The decision whether to perform a surgical or nonsurgical treatment depends on multiple variables for each individual.
1) Nonsurgical Treatment
The circumstances in which you can specify are as follows:
- Advanced age and level of physical activity of the patient under.
- Instability of the knee and low level of physical activity.
- If there is no associated as broken menisci, ligaments or cartilage injury.
Nonsurgical treatment consists of:
- Injured ability to fulfill a long rehabilitation program, that has muscle strengthening quadriceps and hamstrings.
- Often a stabilizing knee brace is required to perform certain sports, especially where there is a rotational stress of the knee, or just walking as a personal decision.
- It may require changing the level and type of sports.
2) Anterior Cruciate Ligament Surgery
Reconstructive surgery of the anterior cruciate ligament injured knee recovers completely. Are candidates for surgery patients:
- A recent break Anterior Cruciate Ligament and active lifestyle.
- chronic ACL deficiency that causes instability of the injured knee meniscus and cartilage.
- Ligament rupture and sports where necessary:
- Jumping or running (impact sports).
- Stopped abruptly.
- Turn sharply knee while remaining the foot on the ground.
Without surgery, these patients can not return to their sport due to the instability of the knee, as well as presenting a high risk of other injuries.

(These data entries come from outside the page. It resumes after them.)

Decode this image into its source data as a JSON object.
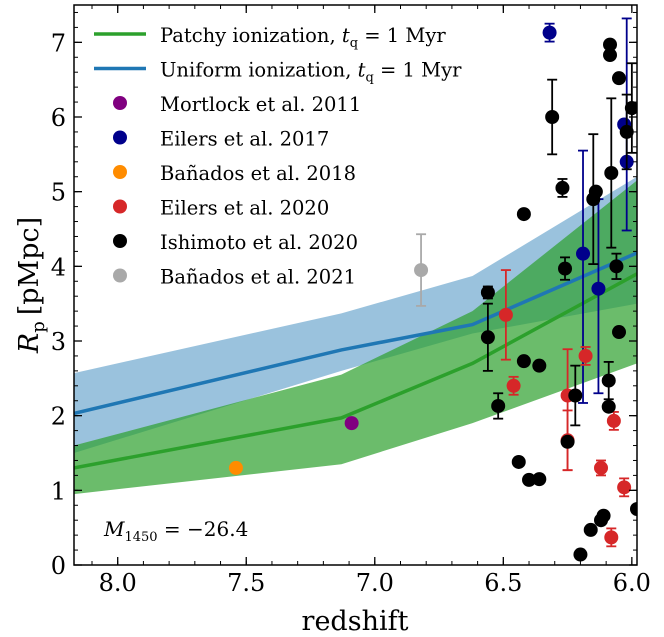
{
  "chart_data": {
    "type": "scatter",
    "title": "",
    "xlabel": "redshift",
    "ylabel_main": "R",
    "ylabel_sub": "p",
    "ylabel_unit": "[pMpc]",
    "xlim": [
      8.17,
      5.98
    ],
    "ylim": [
      0,
      7.5
    ],
    "x_ticks": [
      8.0,
      7.5,
      7.0,
      6.5,
      6.0
    ],
    "x_tick_labels": [
      "8.0",
      "7.5",
      "7.0",
      "6.5",
      "6.0"
    ],
    "y_ticks": [
      0,
      1,
      2,
      3,
      4,
      5,
      6,
      7
    ],
    "y_tick_labels": [
      "0",
      "1",
      "2",
      "3",
      "4",
      "5",
      "6",
      "7"
    ],
    "legend_position": "top-left",
    "annotation": {
      "main": "M",
      "sub": "1450",
      "rest": " = −26.4"
    },
    "bands": [
      {
        "name": "uniform-band",
        "color": "#1f77b4",
        "opacity": 0.45,
        "x": [
          8.17,
          7.13,
          6.62,
          5.98
        ],
        "lower": [
          1.5,
          2.6,
          3.1,
          3.5
        ],
        "upper": [
          2.57,
          3.37,
          3.87,
          5.2
        ]
      },
      {
        "name": "patchy-band",
        "color": "#2ca02c",
        "opacity": 0.7,
        "x": [
          8.17,
          7.13,
          6.62,
          5.98
        ],
        "lower": [
          0.95,
          1.35,
          1.9,
          2.7
        ],
        "upper": [
          1.6,
          2.55,
          3.4,
          5.15
        ]
      }
    ],
    "lines": [
      {
        "name": "Uniform ionization",
        "legend_label": "Uniform ionization, ",
        "legend_math": "t",
        "legend_math_sub": "q",
        "legend_rest": " = 1 Myr",
        "color": "#1f77b4",
        "x": [
          8.17,
          7.13,
          6.62,
          5.98
        ],
        "y": [
          2.03,
          2.88,
          3.22,
          4.18
        ]
      },
      {
        "name": "Patchy ionization",
        "legend_label": "Patchy ionization, ",
        "legend_math": "t",
        "legend_math_sub": "q",
        "legend_rest": " = 1 Myr",
        "color": "#2ca02c",
        "x": [
          8.17,
          7.13,
          6.62,
          5.98
        ],
        "y": [
          1.3,
          1.97,
          2.7,
          3.9
        ]
      }
    ],
    "series": [
      {
        "name": "Mortlock et al. 2011",
        "color": "#800080",
        "points": [
          {
            "x": 7.09,
            "y": 1.9
          }
        ]
      },
      {
        "name": "Eilers et al. 2017",
        "color": "#00008b",
        "points": [
          {
            "x": 6.32,
            "y": 7.13,
            "err_lo": 0.12,
            "err_hi": 0.12
          },
          {
            "x": 6.19,
            "y": 4.17,
            "err_lo": 2.0,
            "err_hi": 1.38
          },
          {
            "x": 6.13,
            "y": 3.7,
            "err_lo": 1.4,
            "err_hi": 1.2
          },
          {
            "x": 6.03,
            "y": 5.9
          },
          {
            "x": 6.02,
            "y": 5.4,
            "err_lo": 0.92,
            "err_hi": 1.92
          }
        ]
      },
      {
        "name": "Bañados et al. 2018",
        "color": "#ff8c00",
        "points": [
          {
            "x": 7.54,
            "y": 1.3
          }
        ]
      },
      {
        "name": "Eilers et al. 2020",
        "color": "#d62728",
        "points": [
          {
            "x": 6.49,
            "y": 3.35,
            "err_lo": 0.6,
            "err_hi": 0.6
          },
          {
            "x": 6.46,
            "y": 2.4,
            "err_lo": 0.12,
            "err_hi": 0.12
          },
          {
            "x": 6.25,
            "y": 2.27,
            "err_lo": 1.0,
            "err_hi": 0.62
          },
          {
            "x": 6.25,
            "y": 1.67,
            "err_lo": 0.4,
            "err_hi": 0.4
          },
          {
            "x": 6.18,
            "y": 2.8,
            "err_lo": 0.12,
            "err_hi": 0.12
          },
          {
            "x": 6.12,
            "y": 1.3,
            "err_lo": 0.1,
            "err_hi": 0.1
          },
          {
            "x": 6.08,
            "y": 0.37,
            "err_lo": 0.12,
            "err_hi": 0.12
          },
          {
            "x": 6.07,
            "y": 1.93,
            "err_lo": 0.12,
            "err_hi": 0.12
          },
          {
            "x": 6.03,
            "y": 1.04,
            "err_lo": 0.12,
            "err_hi": 0.12
          }
        ]
      },
      {
        "name": "Ishimoto et al. 2020",
        "color": "#000000",
        "points": [
          {
            "x": 6.56,
            "y": 3.65,
            "err_lo": 0.08,
            "err_hi": 0.08
          },
          {
            "x": 6.56,
            "y": 3.05,
            "err_lo": 0.45,
            "err_hi": 0.45
          },
          {
            "x": 6.52,
            "y": 2.13,
            "err_lo": 0.17,
            "err_hi": 0.17
          },
          {
            "x": 6.42,
            "y": 4.7
          },
          {
            "x": 6.42,
            "y": 2.73
          },
          {
            "x": 6.36,
            "y": 2.67
          },
          {
            "x": 6.4,
            "y": 1.14
          },
          {
            "x": 6.36,
            "y": 1.15
          },
          {
            "x": 6.44,
            "y": 1.38
          },
          {
            "x": 6.31,
            "y": 6.0,
            "err_lo": 0.5,
            "err_hi": 0.5
          },
          {
            "x": 6.27,
            "y": 5.05,
            "err_lo": 0.12,
            "err_hi": 0.12
          },
          {
            "x": 6.26,
            "y": 3.97,
            "err_lo": 0.15,
            "err_hi": 0.15
          },
          {
            "x": 6.25,
            "y": 1.65
          },
          {
            "x": 6.22,
            "y": 2.27,
            "err_lo": 0.4,
            "err_hi": 0.4
          },
          {
            "x": 6.2,
            "y": 0.14
          },
          {
            "x": 6.16,
            "y": 0.47
          },
          {
            "x": 6.15,
            "y": 4.9,
            "err_lo": 0.87,
            "err_hi": 0.87
          },
          {
            "x": 6.14,
            "y": 5.0
          },
          {
            "x": 6.12,
            "y": 0.6
          },
          {
            "x": 6.11,
            "y": 0.66
          },
          {
            "x": 6.09,
            "y": 2.47,
            "err_lo": 0.25,
            "err_hi": 0.25
          },
          {
            "x": 6.09,
            "y": 2.12
          },
          {
            "x": 6.085,
            "y": 6.83
          },
          {
            "x": 6.085,
            "y": 6.97
          },
          {
            "x": 6.08,
            "y": 5.25,
            "err_lo": 1.0,
            "err_hi": 1.0
          },
          {
            "x": 6.06,
            "y": 4.0,
            "err_lo": 0.17,
            "err_hi": 0.17
          },
          {
            "x": 6.05,
            "y": 3.12
          },
          {
            "x": 6.05,
            "y": 6.52
          },
          {
            "x": 6.02,
            "y": 5.8,
            "err_lo": 0.5,
            "err_hi": 0.5
          },
          {
            "x": 6.0,
            "y": 6.12,
            "err_lo": 0.6,
            "err_hi": 0.6
          },
          {
            "x": 5.98,
            "y": 0.75
          }
        ]
      },
      {
        "name": "Bañados et al. 2021",
        "color": "#a9a9a9",
        "points": [
          {
            "x": 6.82,
            "y": 3.95,
            "err_lo": 0.48,
            "err_hi": 0.48
          }
        ]
      }
    ]
  }
}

Lesions associated with ruptured Anterior Cruciate Ligament
- Menisci: more than 50% of Anterior Cruciate Ligament tears are accompanied by meniscal injury. The goal is to reconstruct the anterior cruciate ligament and meniscus repair or rebuild by meniscal suturing techniques.
- Other ligaments: may be required in addition injured ligament reconstruction Anterior Cruciate Ligament.
- Cartilage need to repair damaged cartilage in addition to reconstruct the anterior cruciate ligament.